BENANKMERAH.CO, BATAM – Penyebaran wabah Corona Virus Disease 2019 (Covid-19) sejak dua bulan terakhir tidak berdampak pada kegiatan ekspor-impor di Batam.

BP Batam mencatat sekitar 30 izin yang dikeluarkan oleh instansi itu per harinya untuk mendukung kegiatan berusaha di Batam.

Menurut laman resmi Sistem Informasi Keluar Masuk Barang (SIKMB) BP Batam dari Januari hingga Maret 2020, tercatat 205 dokumen terbit untuk Izin Usaha, 1.367 dokumen terbit untuk Izin Pemasukan Barang, 207 dokumen terbit untuk Izin Pengeluaran Barang, dan 90 dokumen terbit untuk Izin Rekomendasi.

Direktur Pelayanan Lalu Lintas Barang dan Penanaman Modal BP Batam Purnomo Andiantono mengatakan, permintaan keluar-masuk barang di Batam masih terbilang normal, ditengah memuncaknya penyebaran Covid-19.

“Hanya saja, karena beberapa negara sudah melakukan lockdown, timbul kekhawatiran di kalangan pengusaha apabila stok bahan baku habis. Karena apabila negara-negara penyuplai bahan baku lockdown, tidak bisa impor bahan baku lagi,” kata Andiantono dalam keterangan persnya pada Jumat.

Ia menyarankan kepada pengusaha di Batam untuk tidak bergantung pada satu negara saja, dan mulai menjajaki negara-negara penyuplai lainnya sebagai sumber bahan baku industri.

Bahkan jika terjadi pembatasan sosial berskala besar (PSBB) di Batam, pelayanan pengurusan izin dapat dilakukan oleh para pengusaha dengan mengacu pada Surat Edaran Menteri Perindustrian RI No. 7 Tahun 2020 Tentang Pedoman Pengajuan Permohonan Perizinan Pelaksanaan Kegiatan Industri Dalam Masa Kedaruratan Kesehatan Masyarakat Corona Virus Disease 2019 (Covid-19).

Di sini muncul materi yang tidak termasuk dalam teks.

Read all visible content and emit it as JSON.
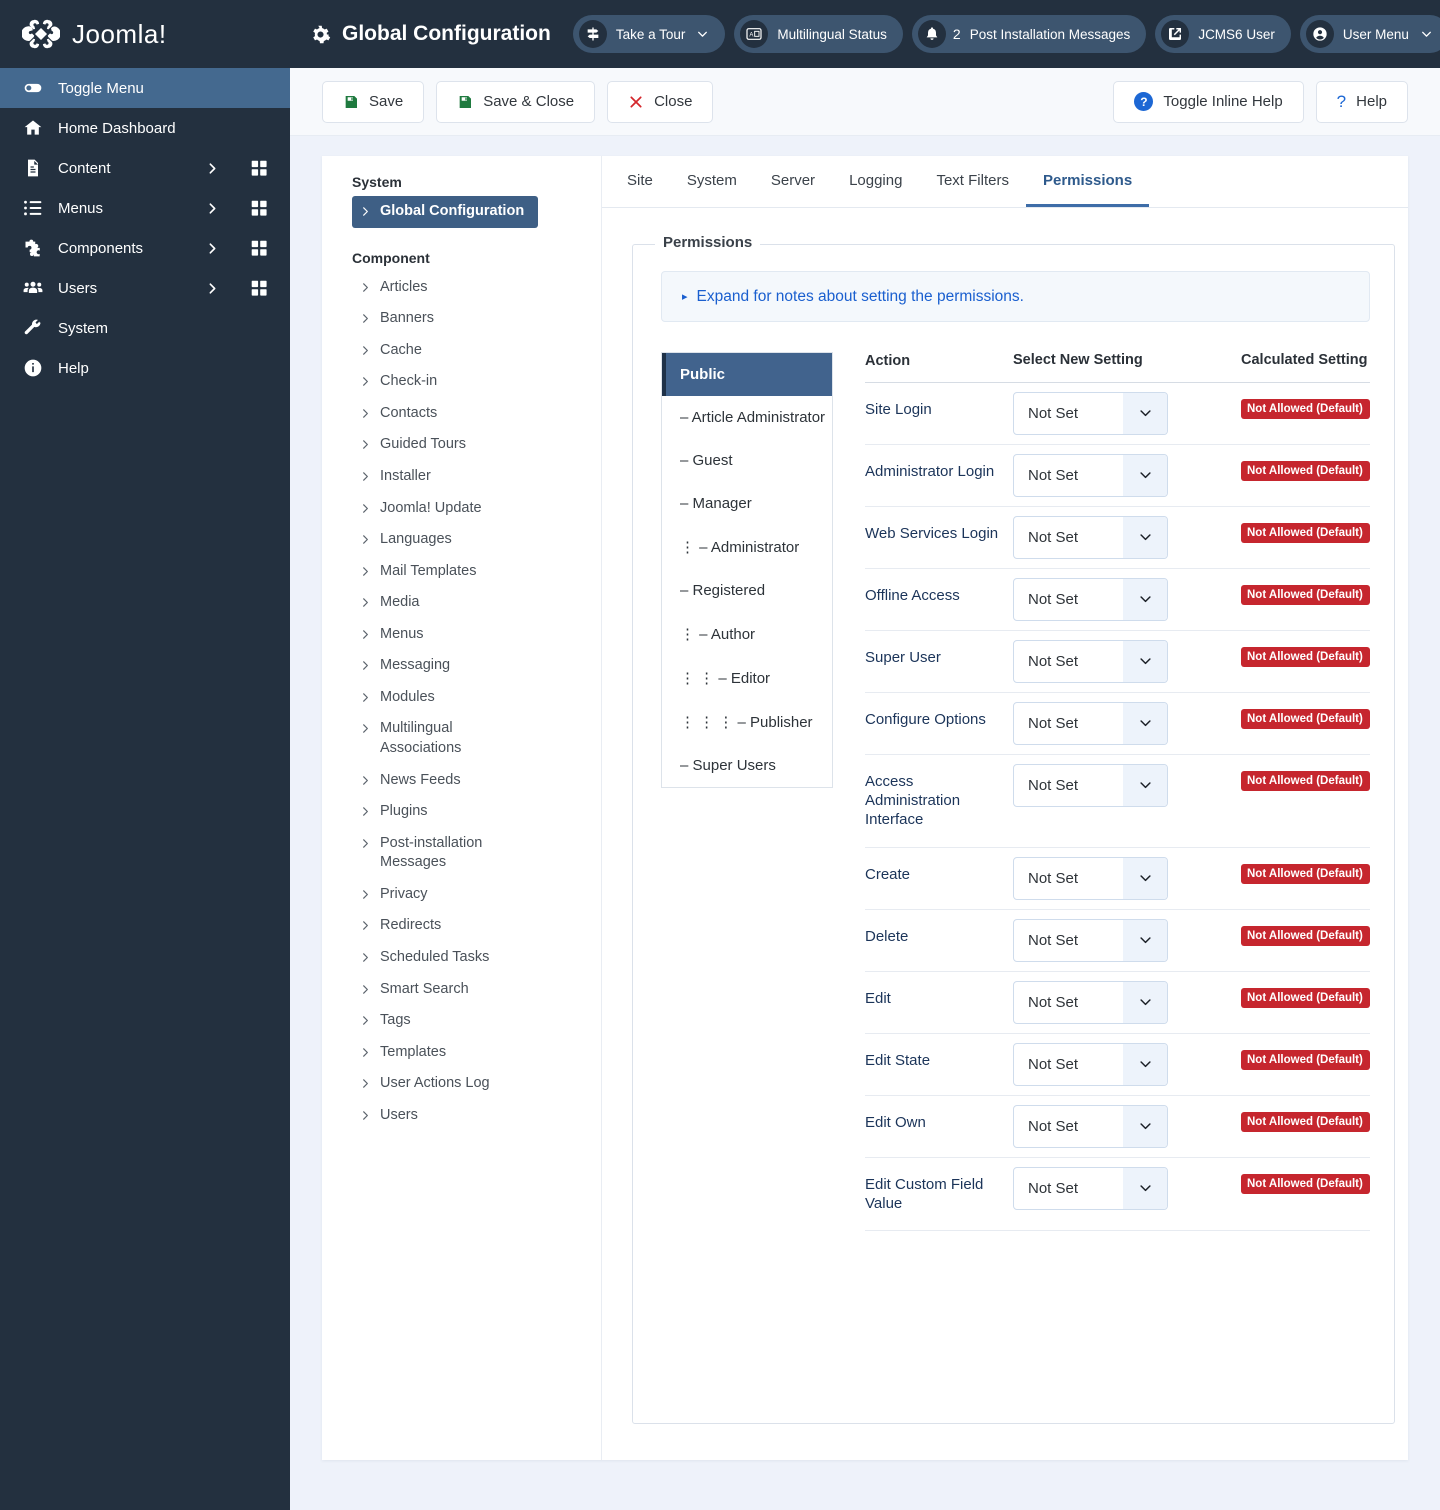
{
  "sidebar": {
    "brand": "Joomla!",
    "items": [
      {
        "label": "Toggle Menu",
        "icon": "toggle-icon",
        "active": true,
        "caret": false,
        "grid": false
      },
      {
        "label": "Home Dashboard",
        "icon": "home-icon",
        "active": false,
        "caret": false,
        "grid": false
      },
      {
        "label": "Content",
        "icon": "document-icon",
        "active": false,
        "caret": true,
        "grid": true
      },
      {
        "label": "Menus",
        "icon": "list-icon",
        "active": false,
        "caret": true,
        "grid": true
      },
      {
        "label": "Components",
        "icon": "puzzle-icon",
        "active": false,
        "caret": true,
        "grid": true
      },
      {
        "label": "Users",
        "icon": "users-icon",
        "active": false,
        "caret": true,
        "grid": true
      },
      {
        "label": "System",
        "icon": "wrench-icon",
        "active": false,
        "caret": false,
        "grid": false
      },
      {
        "label": "Help",
        "icon": "info-icon",
        "active": false,
        "caret": false,
        "grid": false
      }
    ]
  },
  "header": {
    "title": "Global Configuration",
    "title_icon": "gear-icon",
    "pills": [
      {
        "label": "Take a Tour",
        "icon": "signpost-icon",
        "chevron": true,
        "badge": ""
      },
      {
        "label": "Multilingual Status",
        "icon": "translate-icon",
        "chevron": false,
        "badge": ""
      },
      {
        "label": "Post Installation Messages",
        "icon": "bell-icon",
        "chevron": false,
        "badge": "2"
      },
      {
        "label": "JCMS6 User",
        "icon": "external-icon",
        "chevron": false,
        "badge": ""
      },
      {
        "label": "User Menu",
        "icon": "person-icon",
        "chevron": true,
        "badge": ""
      }
    ],
    "overflow": "more-options"
  },
  "toolbar": {
    "left": [
      {
        "label": "Save",
        "icon": "save-icon",
        "color": "#1f7a3f"
      },
      {
        "label": "Save & Close",
        "icon": "save-icon",
        "color": "#1f7a3f"
      },
      {
        "label": "Close",
        "icon": "x-icon",
        "color": "#d4272c"
      }
    ],
    "right": [
      {
        "label": "Toggle Inline Help",
        "icon": "help-filled-icon"
      },
      {
        "label": "Help",
        "icon": "question-icon"
      }
    ]
  },
  "nav_panel": {
    "system_heading": "System",
    "system_items": [
      "Global Configuration"
    ],
    "system_active": "Global Configuration",
    "component_heading": "Component",
    "component_items": [
      "Articles",
      "Banners",
      "Cache",
      "Check-in",
      "Contacts",
      "Guided Tours",
      "Installer",
      "Joomla! Update",
      "Languages",
      "Mail Templates",
      "Media",
      "Menus",
      "Messaging",
      "Modules",
      "Multilingual Associations",
      "News Feeds",
      "Plugins",
      "Post-installation Messages",
      "Privacy",
      "Redirects",
      "Scheduled Tasks",
      "Smart Search",
      "Tags",
      "Templates",
      "User Actions Log",
      "Users"
    ]
  },
  "tabs": [
    {
      "label": "Site",
      "active": false
    },
    {
      "label": "System",
      "active": false
    },
    {
      "label": "Server",
      "active": false
    },
    {
      "label": "Logging",
      "active": false
    },
    {
      "label": "Text Filters",
      "active": false
    },
    {
      "label": "Permissions",
      "active": true
    }
  ],
  "permissions": {
    "legend": "Permissions",
    "notice": "Expand for notes about setting the permissions.",
    "notice_marker": "▸",
    "groups": [
      {
        "label": "Public",
        "indent": 0,
        "active": true
      },
      {
        "label": "– Article Administrator",
        "indent": 0,
        "active": false
      },
      {
        "label": "– Guest",
        "indent": 0,
        "active": false
      },
      {
        "label": "– Manager",
        "indent": 0,
        "active": false
      },
      {
        "label": "⋮  – Administrator",
        "indent": 1,
        "active": false
      },
      {
        "label": "– Registered",
        "indent": 0,
        "active": false
      },
      {
        "label": "⋮  – Author",
        "indent": 1,
        "active": false
      },
      {
        "label": "⋮  ⋮  – Editor",
        "indent": 2,
        "active": false
      },
      {
        "label": "⋮  ⋮  ⋮  – Publisher",
        "indent": 3,
        "active": false
      },
      {
        "label": "– Super Users",
        "indent": 0,
        "active": false
      }
    ],
    "columns": [
      "Action",
      "Select New Setting",
      "Calculated Setting"
    ],
    "select_value": "Not Set",
    "calculated_value": "Not Allowed (Default)",
    "calculated_color": "#c6262e",
    "rows": [
      {
        "action": "Site Login",
        "setting": "Not Set",
        "calculated": "Not Allowed (Default)"
      },
      {
        "action": "Administrator Login",
        "setting": "Not Set",
        "calculated": "Not Allowed (Default)"
      },
      {
        "action": "Web Services Login",
        "setting": "Not Set",
        "calculated": "Not Allowed (Default)"
      },
      {
        "action": "Offline Access",
        "setting": "Not Set",
        "calculated": "Not Allowed (Default)"
      },
      {
        "action": "Super User",
        "setting": "Not Set",
        "calculated": "Not Allowed (Default)"
      },
      {
        "action": "Configure Options",
        "setting": "Not Set",
        "calculated": "Not Allowed (Default)"
      },
      {
        "action": "Access Administration Interface",
        "setting": "Not Set",
        "calculated": "Not Allowed (Default)"
      },
      {
        "action": "Create",
        "setting": "Not Set",
        "calculated": "Not Allowed (Default)"
      },
      {
        "action": "Delete",
        "setting": "Not Set",
        "calculated": "Not Allowed (Default)"
      },
      {
        "action": "Edit",
        "setting": "Not Set",
        "calculated": "Not Allowed (Default)"
      },
      {
        "action": "Edit State",
        "setting": "Not Set",
        "calculated": "Not Allowed (Default)"
      },
      {
        "action": "Edit Own",
        "setting": "Not Set",
        "calculated": "Not Allowed (Default)"
      },
      {
        "action": "Edit Custom Field Value",
        "setting": "Not Set",
        "calculated": "Not Allowed (Default)"
      }
    ]
  }
}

Andianto memastikan selama pendemi Corona, perusahaan dan kawasan industri tetap dapat menjalankan kegiatan usahanya dengan memiliki izin operasional dan mobilitas kegiatan industri.

“Nama layanannya adalah Sistem Informasi Industri Nasional (SIINas) di Kementerian Perindustrian RI. Kami sangat menyarankan kepada perusahaan yang ingin tetap beroperasi untuk mengurus perizinannya di SIINas,” imbuh dia.